Le Canada n’est pas en reste. Complaisant envers les dictatures du monde arabe qu’il soutient en valet fidèle des États-Unis, il prône une démocratie et une retenue policière qu’il vide de leur sens ici même. Ses accords de promotion et de protection de l’investissement étranger ou de libre-échange avec la Tunisie, l’Égypte, la Jordanie, le Maroc, l’Algérie, etc. – actuels ou futurs – se hissent aussi au premier rang de ses préoccupations. Il s’agit de libéraliser les marchés en faveur des investisseurs privés étrangers – incluant leur donner le droit de poursuivre les États. De telles ententes contrecarrent de facto une partie de ce pourquoi les peuples se battent et versent leur sang, elles « empêchent les pays en développement de faire preuve de souplesse économique et ne font aucune place à l’expression des citoyens dans les choix en matière de politique publique », confirme Abdulai Darimani du Réseau Tiers Monde-Afrique[2].

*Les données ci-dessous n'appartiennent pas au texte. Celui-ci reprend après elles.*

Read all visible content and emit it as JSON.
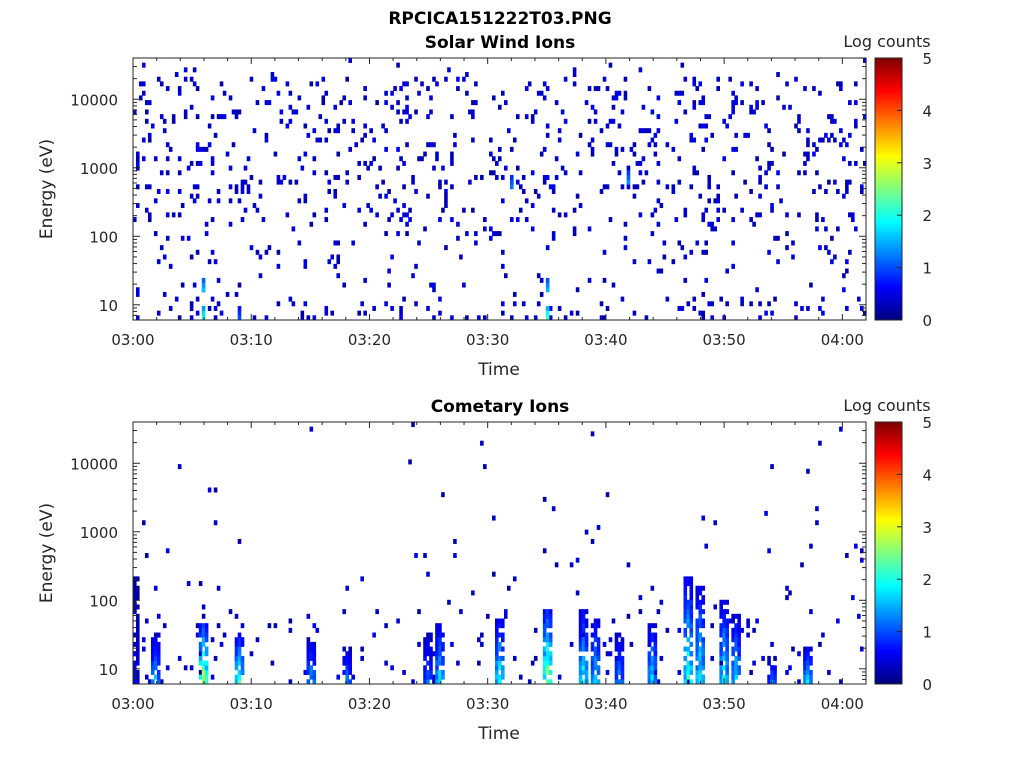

Ainsi, il nous incombe d’exiger non seulement que le Canada retrouve la crédibilité qu’il a perdue en matière de défense des droits démocratiques et humains dans le monde, mais que le régime d’affaires international qu’il promeut cesse d’être fondé sur une prédation légalisée des ressources, d’une main-d’œuvre à bon marché, des contrats publics, etc. Ce système doit changer et placer en son cœur la primauté absolue des droits démocratiques, humains et environnementaux sur ceux des entreprises.

C’est dire que les forces démocratiques et sociales du monde arabe auront besoin de nous – mais nous aussi d’elles pour qu’ensemble nous disions aussi aux tenants du désordre économique global injuste qui brime la liberté des peuples : dégagez!


 

[1] Karine Gantin et Omeyya Seddik, « Révolte du "peuple des mines" en Tunisie », Le Monde diplomatique, juillet 2008.

[2] Traités bilatéraux d’investissement : Guide d’introduction canadien, Conseil canadien de la coopération internationale, 27 avril 2010, p.1.